Our paper on modeling context-specific metabolism of C. difficile is finally accepted in mSystems! In it we generated and extensively curated a C. difficile GENRE for a hypervirulent isolate (str. R20291). In silico validation revealed high degrees of agreement with experimental gene essentiality and carbon source utilization data sets. Then in collaboration with Dr. Rita Tamayo at UNC, whose research focuses on an evolutionary strategy in some bacteria for phenotypic heterogeneity and virulence known as phase variation. We utilized transcriptome sequencing from distinct phases of C. difficile, and in combination with our previously published integration algorithm, we created context-specific models of metabolism to identify possible metabolite signals that drive differences in virulence.

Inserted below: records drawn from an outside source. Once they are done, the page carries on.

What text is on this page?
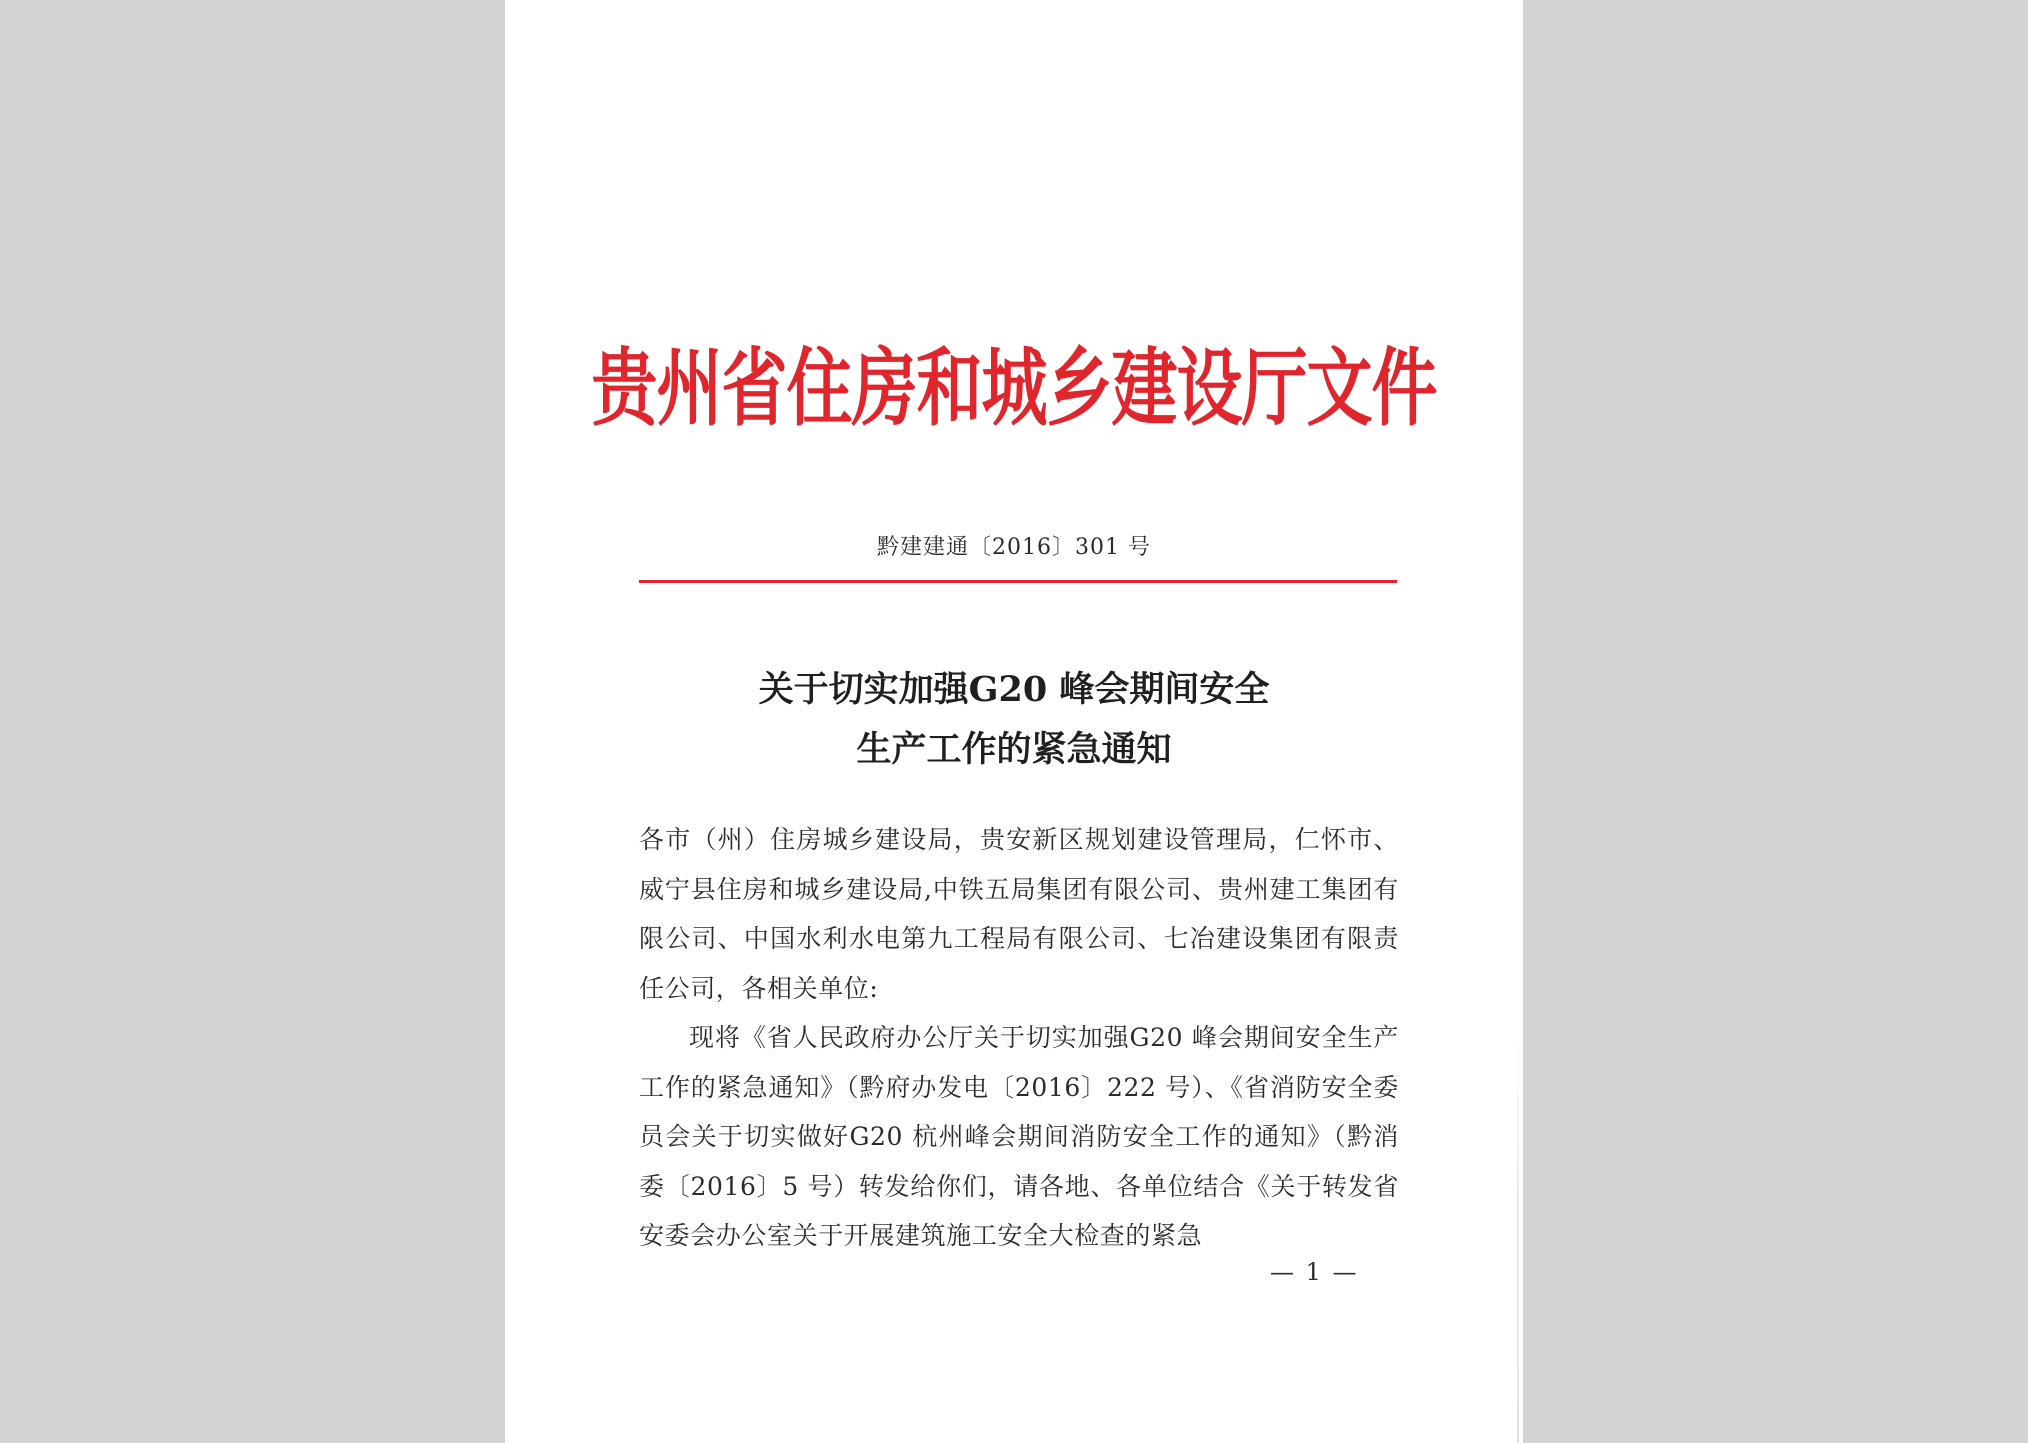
贵州省住房和城乡建设厅文件
黔建建通〔2016〕301 号
关于切实加强G20 峰会期间安全
生产工作的紧急通知

各市（州）住房城乡建设局，贵安新区规划建设管理局，仁怀市、威宁县住房和城乡建设局,中铁五局集团有限公司、贵州建工集团有限公司、中国水利水电第九工程局有限公司、七冶建设集团有限责任公司，各相关单位:

现将《省人民政府办公厅关于切实加强G20 峰会期间安全生产工作的紧急通知》（黔府办发电〔2016〕222 号）、《省消防安全委员会关于切实做好G20 杭州峰会期间消防安全工作的通知》（黔消委〔2016〕5 号）转发给你们，请各地、各单位结合《关于转发省安委会办公室关于开展建筑施工安全大检查的紧急

— 1 —
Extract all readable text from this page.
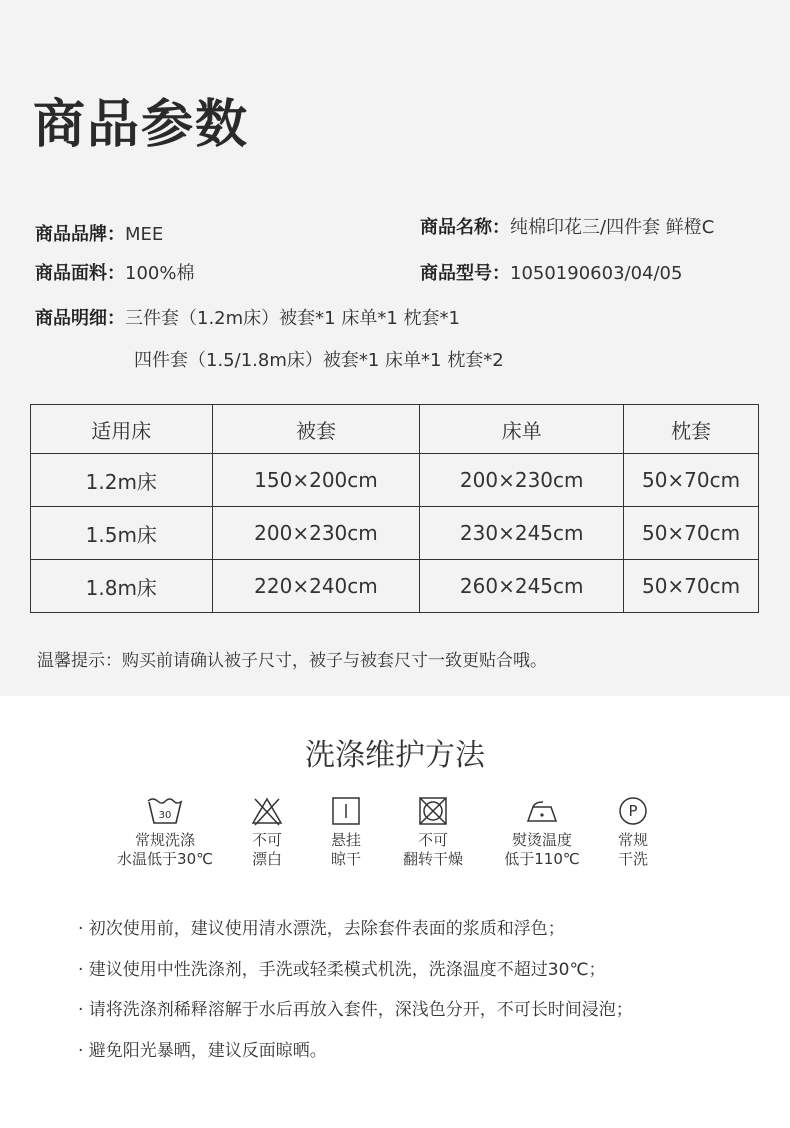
商品参数
商品品牌：MEE	商品名称：纯棉印花三/四件套 鲜橙C
商品面料：100%棉	商品型号：1050190603/04/05
商品明细：三件套（1.2m床）被套*1 床单*1 枕套*1
四件套（1.5/1.8m床）被套*1 床单*1 枕套*2
适用床	被套	床单	枕套
1.2m床	150×200cm	200×230cm	50×70cm
1.5m床	200×230cm	230×245cm	50×70cm
1.8m床	220×240cm	260×245cm	50×70cm
温馨提示：购买前请确认被子尺寸，被子与被套尺寸一致更贴合哦。
洗涤维护方法
30
常规洗涤
水温低于30℃
不可
漂白
悬挂
晾干
不可
翻转干燥
熨烫温度
低于110℃
P
常规
干洗
· 初次使用前，建议使用清水漂洗，去除套件表面的浆质和浮色；
· 建议使用中性洗涤剂，手洗或轻柔模式机洗，洗涤温度不超过30℃；
· 请将洗涤剂稀释溶解于水后再放入套件，深浅色分开，不可长时间浸泡；
· 避免阳光暴晒，建议反面晾晒。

Using this GENRE-based analyses we found that glucose utilization through the pentose phosphate pathway is essential in the smooth phase variants of str. R20291. Here we show (A) Gene and reaction essentiality results for glycolysis and the pentose phosphate pathway across both the rough and smooth phase variant context-specific models. Components were deemed essential if models failed to generate <1% of optimal biomass flux. (B and C) Colony morphologies resulting from smooth and rough variants of C. difficile str. R20291 grown on either BHIS or BDM ± glucose after 48hr of growth. Defined medium colonies were then subcultured onto BHIS medium for an additional 24hr as indicated. Increased colony perimeter was found to be the defining characteristic of the rough colony morphology. This feature was quantified for multiple colonies under each permutation of colony variant and growth medium. (D) Colony perimeter for smooth and rough progenitor colony variants grown on BHIS. (E and F) Smooth (E) or rough (F) colony variant perimeter during subculture onto each of the BDM carbon source medium formulations.
Our results support that differential C. difficile virulence is associated with distinct metabolic programs related to use of carbon sources and provide a platform for identification of novel therapeutic targets.